Retracting consent is sometimes impossible: If you’ve consented to share your data for research purposes, then change your mind later, you will not be able to delete your data from studies that have used that data. Once it’s been published in a journal or used for research, removing it would jeopardize reproducibility and compromise the integrity of the research/dataset.

A couple examples:

23andMe: Any research involving your data that has already been performed or published prior to your withdrawal from 23andMe Research will not be reversed, undone, or withdrawn.

Ancestry: Please note that if you have agreed to our Informed Consent to Research, we will not be able to remove your Genetic Information from active or completed research projects, but we will not use it for any new research projects.

There are legal requirements to save genetic data: The federal Clinical Laboratory Improvement Amendments (CLIA) require CLIA-certified labs to store your saliva sample and DNA for a period of time ranging from 2 to 10 years. This is so that CMS can ensure that labs meet certain standards of validity and safety. Companies also state that they may retain backup copies of your data for a limited period of time.

TL;DR

DNA testing can reveal lots of interesting and useful information about you and your family.
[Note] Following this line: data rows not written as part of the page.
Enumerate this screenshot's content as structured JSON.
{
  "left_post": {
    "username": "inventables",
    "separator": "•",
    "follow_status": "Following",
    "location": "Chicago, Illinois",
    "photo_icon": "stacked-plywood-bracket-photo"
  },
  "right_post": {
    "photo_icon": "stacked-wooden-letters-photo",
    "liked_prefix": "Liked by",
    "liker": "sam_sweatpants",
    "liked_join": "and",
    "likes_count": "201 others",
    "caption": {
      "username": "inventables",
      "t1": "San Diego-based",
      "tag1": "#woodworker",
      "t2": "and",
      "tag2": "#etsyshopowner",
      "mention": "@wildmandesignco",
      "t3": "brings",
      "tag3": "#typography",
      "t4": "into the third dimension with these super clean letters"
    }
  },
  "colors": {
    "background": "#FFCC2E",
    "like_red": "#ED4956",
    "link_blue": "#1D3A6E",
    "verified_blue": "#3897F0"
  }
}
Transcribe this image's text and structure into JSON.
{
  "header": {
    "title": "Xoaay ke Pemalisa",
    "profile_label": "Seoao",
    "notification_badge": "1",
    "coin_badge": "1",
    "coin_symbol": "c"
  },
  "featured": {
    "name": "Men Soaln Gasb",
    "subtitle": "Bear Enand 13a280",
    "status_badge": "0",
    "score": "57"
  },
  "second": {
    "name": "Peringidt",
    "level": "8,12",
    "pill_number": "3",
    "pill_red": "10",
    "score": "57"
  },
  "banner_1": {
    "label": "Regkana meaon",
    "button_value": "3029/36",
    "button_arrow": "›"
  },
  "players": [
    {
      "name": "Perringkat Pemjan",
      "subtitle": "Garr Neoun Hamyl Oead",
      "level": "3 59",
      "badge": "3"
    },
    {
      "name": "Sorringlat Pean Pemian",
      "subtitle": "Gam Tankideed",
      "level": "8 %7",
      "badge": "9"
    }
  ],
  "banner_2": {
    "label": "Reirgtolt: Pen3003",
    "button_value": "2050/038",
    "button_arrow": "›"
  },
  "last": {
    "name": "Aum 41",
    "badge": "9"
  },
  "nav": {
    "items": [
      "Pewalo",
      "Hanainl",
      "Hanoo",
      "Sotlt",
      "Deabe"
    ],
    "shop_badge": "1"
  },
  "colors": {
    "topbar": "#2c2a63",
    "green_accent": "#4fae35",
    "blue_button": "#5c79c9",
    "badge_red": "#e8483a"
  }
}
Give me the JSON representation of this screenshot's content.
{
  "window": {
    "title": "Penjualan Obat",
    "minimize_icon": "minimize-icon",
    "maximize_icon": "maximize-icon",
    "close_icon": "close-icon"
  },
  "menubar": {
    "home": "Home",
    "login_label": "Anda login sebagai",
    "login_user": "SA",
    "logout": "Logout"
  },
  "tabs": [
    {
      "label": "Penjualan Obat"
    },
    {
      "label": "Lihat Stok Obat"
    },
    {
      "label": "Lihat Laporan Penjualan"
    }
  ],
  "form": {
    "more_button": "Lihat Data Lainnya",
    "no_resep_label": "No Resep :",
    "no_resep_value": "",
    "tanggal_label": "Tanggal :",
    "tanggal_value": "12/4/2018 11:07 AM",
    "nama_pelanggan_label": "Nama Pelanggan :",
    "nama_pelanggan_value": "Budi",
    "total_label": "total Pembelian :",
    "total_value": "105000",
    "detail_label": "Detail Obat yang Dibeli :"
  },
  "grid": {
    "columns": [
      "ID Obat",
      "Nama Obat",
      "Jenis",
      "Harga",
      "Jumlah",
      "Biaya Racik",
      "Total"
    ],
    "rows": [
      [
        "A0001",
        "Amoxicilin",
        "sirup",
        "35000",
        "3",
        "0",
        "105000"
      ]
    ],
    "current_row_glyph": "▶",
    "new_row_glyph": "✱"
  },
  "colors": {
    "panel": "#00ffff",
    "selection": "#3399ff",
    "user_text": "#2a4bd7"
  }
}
People who have gotten tested have found long lost siblings, discovered new information about their ethnic heritage, and have been able to learn if they have genetic abnormalities that put their health at risk. Not to mention, sharing data with researchers can help advance scientific research. However, the accuracy of these tests can vary by company and what you’re testing for (See: 1, 2, & 3), so you should consult with a healthcare provider or genetic counselor before taking results at face value.

This isn’t to say you shouldn’t purchase a DTC genetic test. It’s way cheaper than traditional genetic testing services, and the results can empower you with information about your health and ancestry. But to be truly empowered by your data, you need to fully understand the privacy risks that come with getting tested and/or opting to share your data.